Section 1398 is a special statute fixing the venue for actions brought to review orders of the Interstate Commerce Commission and makes venue depend upon the “residence” of the plaintiff. Section 1391(c) is a general venue statute applicable to suits against corporations as defendants and as such has no application to and does not enlarge the meaning of the provisions of Section 1398. As the court stated in Fourco Glass Co. v. Transmirra Products Corp., 353 U.S. 222, 228, 77 S.Ct. 787, 791, 1 L.Ed.2d 786 (1956):
“We think it is clear that § 1391 (c) is a general corporation venue statute, whereas § 1400(b) is a special venue statute applicable, specifically, to all defendants in a particular type of actions, i. e., patent infringement actions. In these circumstances the law is settled that ‘However inclusive may be the general language of a statute, it “will not be held to apply to a matter specifically dealt with in another part of the same enactment. * * Specific terms prevail over the general in the same or another statute which might otherwise be controlling.” ’ ”
Accord Kaeppler v. James H. Matthews & Co., 180 F.Supp. 691 (E.D.Pa.1960).
Plaintiff relies upon West York Coach Lines Ltd. v.
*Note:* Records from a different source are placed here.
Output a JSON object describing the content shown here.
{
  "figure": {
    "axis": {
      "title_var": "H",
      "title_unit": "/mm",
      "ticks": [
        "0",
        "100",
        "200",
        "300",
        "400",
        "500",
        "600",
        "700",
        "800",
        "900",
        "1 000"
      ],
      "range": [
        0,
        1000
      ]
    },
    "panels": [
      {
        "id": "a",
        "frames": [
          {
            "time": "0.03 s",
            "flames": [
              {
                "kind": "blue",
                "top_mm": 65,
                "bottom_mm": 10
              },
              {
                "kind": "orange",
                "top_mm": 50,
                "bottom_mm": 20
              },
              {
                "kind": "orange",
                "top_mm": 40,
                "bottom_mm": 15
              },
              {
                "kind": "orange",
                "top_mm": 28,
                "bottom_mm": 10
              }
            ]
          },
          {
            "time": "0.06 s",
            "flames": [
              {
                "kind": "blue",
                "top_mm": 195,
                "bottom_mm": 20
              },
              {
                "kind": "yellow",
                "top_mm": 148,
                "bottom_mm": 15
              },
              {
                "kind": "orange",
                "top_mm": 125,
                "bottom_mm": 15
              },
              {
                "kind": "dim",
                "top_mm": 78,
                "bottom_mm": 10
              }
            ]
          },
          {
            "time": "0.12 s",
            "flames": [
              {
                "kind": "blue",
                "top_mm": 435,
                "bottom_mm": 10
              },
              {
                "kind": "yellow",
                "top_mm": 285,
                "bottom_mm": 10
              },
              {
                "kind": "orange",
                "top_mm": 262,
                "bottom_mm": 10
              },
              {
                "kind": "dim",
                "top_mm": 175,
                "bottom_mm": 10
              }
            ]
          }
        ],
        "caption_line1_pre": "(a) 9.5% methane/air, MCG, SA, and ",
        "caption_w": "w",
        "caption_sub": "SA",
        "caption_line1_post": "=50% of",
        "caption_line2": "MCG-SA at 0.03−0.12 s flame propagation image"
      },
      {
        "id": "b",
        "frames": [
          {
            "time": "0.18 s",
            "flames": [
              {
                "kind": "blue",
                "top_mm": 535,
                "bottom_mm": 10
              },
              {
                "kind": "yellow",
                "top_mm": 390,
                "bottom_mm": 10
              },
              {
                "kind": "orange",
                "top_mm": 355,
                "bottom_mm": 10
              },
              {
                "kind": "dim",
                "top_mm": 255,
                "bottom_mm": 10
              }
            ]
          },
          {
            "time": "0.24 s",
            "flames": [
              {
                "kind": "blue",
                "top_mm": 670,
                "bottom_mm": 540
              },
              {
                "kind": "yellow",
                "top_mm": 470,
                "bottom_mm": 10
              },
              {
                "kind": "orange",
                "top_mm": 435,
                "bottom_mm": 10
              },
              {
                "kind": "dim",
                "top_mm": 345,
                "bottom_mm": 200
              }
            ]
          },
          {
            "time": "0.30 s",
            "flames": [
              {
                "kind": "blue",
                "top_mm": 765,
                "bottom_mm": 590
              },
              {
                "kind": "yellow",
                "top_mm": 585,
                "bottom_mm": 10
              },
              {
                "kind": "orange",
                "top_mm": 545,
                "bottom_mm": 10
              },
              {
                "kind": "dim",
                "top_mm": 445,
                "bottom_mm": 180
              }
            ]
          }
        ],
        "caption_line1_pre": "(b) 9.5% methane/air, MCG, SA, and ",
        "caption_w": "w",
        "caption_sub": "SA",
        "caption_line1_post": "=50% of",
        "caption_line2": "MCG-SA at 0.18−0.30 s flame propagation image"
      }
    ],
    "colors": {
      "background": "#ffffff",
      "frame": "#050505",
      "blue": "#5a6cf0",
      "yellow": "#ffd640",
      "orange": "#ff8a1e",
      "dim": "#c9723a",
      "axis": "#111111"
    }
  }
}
United States of America 9 Federal Carriers Cases 2383 (D.C., N. Dist.Ohio 1953) in which the court held that since plaintiff, a Canadian corporation, was permitted to apply for and be granted a certificate of convenience and necessity by the Interstate Commerce Commission for operation in the United States, it has the right to judicial review of the Commission’s order. Without discussion of the provisions of 28 U.S.C.A. § 1398, or of the basis of its conclusion, the court stated “For the purpose of decision we hold that venue may properly be laid here.” The court does not state the location of plaintiff’s principal place of business. If it were within the court’s judicial district, venue was clearly proper there under the provisions of Section 1398.
Insofar as it may be considered a decision that a corporation’s “residence” under Section 1398 may be in other than the place of its incorporation, it is contrary to the decisions of the United States Supreme Court and this court cannot accept it. Moreover, the court may have been guided by the fact that to dismiss the action on venue grounds under Section 1398 would effectively foreclose any review of the Commission’s order to which plaintiff had a substantive right, because plaintiff, as a Canadian corporation, would lack any forum in which to bring his action. That is not the situation in this case. Plaintiff herein may properly bring this action either in Montana, the state of its incorporation, or in the proper district in Illinois in which its principal place of business is located.
The motions of the intervening defendants to dismiss will be granted.